They compliment people, even strangers, with no motivation other than just being nice.
They let anger from the little things – traffic, long lines, loud people on the train – wash over them for a few seconds, and then they let it go.
They perform really simple acts of kindness, like paying for the coffee of the person behind them in the drive-thru, or letting someone go in front of them in line if they can tell that person is in a hurry.
And they never tell anyone else about these tiny acts of kindness.
They always try to take in beautiful views with their eyes first. There will always be time for pictures later.
They read. Books, articles, whatever makes them think.
They let themselves feel what they need to feel, instead of trying to bury their emotions.
They meditate. Because even if it’s challenging or tedious or boring sometimes, it’s worth it.
They make a conscious effort not to focus on what they’re going to say next when they’re talking to someone. They enjoy their conversations so much more that way.
They remember that just because they want something doesn’t mean they’re automatically entitled to it.
They pause for a few moments each day and focus on their breath – in through the nose, out through the mouth. It’s the simplest thing, but the sense of relief they feel afterwards is always soothing.
They actively relax – which means that instead of scrolling through their phone on the couch, only to look up and realize an hour has gone by, they actively make the choice to do something that rests and reenergizes their mind and body, whether that’s reading a book, taking a nap, eating their favorite snack while watching their favorite show, etc.
They ask questions about things that intrigue them.
They always say ‘thank you.’
They search for joy in the tiny things – hot cups of coffee, sitting on sunny patios, changing into warm socks after being out in the rain. Because the little things add up.
They take breaks from the internet. They may have come to terms with the fact that trying to live ‘off the grid’ is pretty impossible – but they still make sure that their lives have a healthy balance, and that social media only takes up a small part of the space in their brain.

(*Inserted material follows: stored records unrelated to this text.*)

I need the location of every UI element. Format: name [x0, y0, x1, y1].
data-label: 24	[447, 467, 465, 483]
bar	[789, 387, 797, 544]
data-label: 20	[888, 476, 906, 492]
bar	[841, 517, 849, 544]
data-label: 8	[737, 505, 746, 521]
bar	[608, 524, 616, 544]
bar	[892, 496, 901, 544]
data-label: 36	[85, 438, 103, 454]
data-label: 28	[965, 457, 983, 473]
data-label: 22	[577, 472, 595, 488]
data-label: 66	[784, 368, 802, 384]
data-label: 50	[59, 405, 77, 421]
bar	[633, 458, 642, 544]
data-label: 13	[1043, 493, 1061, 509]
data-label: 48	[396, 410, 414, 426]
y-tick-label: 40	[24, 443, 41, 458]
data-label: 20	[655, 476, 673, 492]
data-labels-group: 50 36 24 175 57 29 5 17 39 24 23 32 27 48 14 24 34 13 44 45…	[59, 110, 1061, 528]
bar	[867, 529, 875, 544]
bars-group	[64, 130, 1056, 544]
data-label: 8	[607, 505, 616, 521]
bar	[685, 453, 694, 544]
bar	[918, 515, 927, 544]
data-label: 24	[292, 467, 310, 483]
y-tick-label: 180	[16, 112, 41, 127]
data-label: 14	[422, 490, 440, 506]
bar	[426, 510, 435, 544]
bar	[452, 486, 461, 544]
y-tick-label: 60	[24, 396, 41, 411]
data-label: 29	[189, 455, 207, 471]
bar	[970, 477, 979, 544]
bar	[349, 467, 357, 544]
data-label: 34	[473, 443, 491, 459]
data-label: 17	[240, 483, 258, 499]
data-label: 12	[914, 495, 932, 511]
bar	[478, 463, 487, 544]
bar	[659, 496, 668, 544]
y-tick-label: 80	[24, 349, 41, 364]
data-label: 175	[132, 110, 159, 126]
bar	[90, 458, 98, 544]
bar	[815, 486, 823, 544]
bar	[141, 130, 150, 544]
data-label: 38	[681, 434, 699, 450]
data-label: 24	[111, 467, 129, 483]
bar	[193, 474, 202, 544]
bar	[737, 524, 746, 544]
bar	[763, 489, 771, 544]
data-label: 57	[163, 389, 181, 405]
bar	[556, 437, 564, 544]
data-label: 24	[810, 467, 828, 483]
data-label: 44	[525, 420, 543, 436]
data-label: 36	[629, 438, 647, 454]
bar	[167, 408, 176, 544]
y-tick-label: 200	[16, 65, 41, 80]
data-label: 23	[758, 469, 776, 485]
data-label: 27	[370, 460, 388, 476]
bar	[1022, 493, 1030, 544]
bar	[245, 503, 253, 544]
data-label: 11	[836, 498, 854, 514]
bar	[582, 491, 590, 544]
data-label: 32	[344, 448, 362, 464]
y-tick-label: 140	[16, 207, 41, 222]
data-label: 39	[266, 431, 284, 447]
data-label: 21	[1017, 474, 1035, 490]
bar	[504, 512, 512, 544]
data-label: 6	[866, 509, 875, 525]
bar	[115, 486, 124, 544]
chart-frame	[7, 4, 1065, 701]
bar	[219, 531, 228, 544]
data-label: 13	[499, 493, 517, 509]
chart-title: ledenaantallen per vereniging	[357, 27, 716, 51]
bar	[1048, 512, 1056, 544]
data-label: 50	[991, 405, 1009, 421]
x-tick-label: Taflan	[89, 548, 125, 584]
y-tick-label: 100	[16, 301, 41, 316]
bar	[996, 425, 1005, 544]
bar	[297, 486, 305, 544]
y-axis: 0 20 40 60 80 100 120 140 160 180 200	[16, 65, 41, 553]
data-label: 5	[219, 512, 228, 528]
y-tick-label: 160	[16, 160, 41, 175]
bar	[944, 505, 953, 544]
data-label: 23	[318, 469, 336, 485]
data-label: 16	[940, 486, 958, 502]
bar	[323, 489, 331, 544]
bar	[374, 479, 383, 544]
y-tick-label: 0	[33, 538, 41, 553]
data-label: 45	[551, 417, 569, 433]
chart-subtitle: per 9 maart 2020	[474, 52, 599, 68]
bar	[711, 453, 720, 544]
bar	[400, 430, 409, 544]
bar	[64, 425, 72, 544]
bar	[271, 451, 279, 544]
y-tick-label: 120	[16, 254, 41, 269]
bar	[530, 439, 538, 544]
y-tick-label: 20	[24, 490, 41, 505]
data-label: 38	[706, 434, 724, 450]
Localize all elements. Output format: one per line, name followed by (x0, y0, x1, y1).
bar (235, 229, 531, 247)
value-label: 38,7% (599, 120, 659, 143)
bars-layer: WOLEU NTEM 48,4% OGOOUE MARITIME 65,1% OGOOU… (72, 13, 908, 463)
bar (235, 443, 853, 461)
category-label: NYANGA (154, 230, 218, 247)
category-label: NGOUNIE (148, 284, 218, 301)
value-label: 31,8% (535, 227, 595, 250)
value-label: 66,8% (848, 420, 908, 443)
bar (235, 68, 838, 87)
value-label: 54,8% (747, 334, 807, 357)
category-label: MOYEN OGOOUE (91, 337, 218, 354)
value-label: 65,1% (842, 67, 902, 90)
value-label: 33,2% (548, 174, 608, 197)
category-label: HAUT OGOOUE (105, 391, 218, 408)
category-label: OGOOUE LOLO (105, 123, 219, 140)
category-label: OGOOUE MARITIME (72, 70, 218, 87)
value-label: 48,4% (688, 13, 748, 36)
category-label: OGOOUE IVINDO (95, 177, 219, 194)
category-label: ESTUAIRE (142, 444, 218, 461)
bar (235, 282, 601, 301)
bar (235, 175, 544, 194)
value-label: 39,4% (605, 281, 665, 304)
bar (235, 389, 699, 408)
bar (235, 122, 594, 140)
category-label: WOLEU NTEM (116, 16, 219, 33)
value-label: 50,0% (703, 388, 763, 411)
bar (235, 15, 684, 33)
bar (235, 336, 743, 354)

They ask for help when they need it, whether that’s asking a taller person to reach the top item on a grocery store shelf or reaching out to a friend when they’re struggling with severe anxiety. Whatever it is, big or small, they let themselves ask for help.
They remind themselves that tomorrow is always a new day.
They apologize when they screw up.
They get enough sleep. Maybe not tons. But always enough.
They always try to say ‘yes’ if they sense that something will be good, educational, enlightening, comforting, or beneficial for them in anyway – even if they don’t feel like saying ‘yes.’
But they also care enough about their health and their wellbeing to know when they need to say ‘no.’
They remember that all humans are complicated beings and that everyone has a side to them that most people don’t understand.
They especially remember this when they’re having to deal with someone they really don’t like. It dilutes their irritation and always helps them to be more compassionate.
They tell people they love them.
They make other people feel seen, heard, and cared about.
They remember to look up, they remember to look around, they remember to be grateful that they’re alive.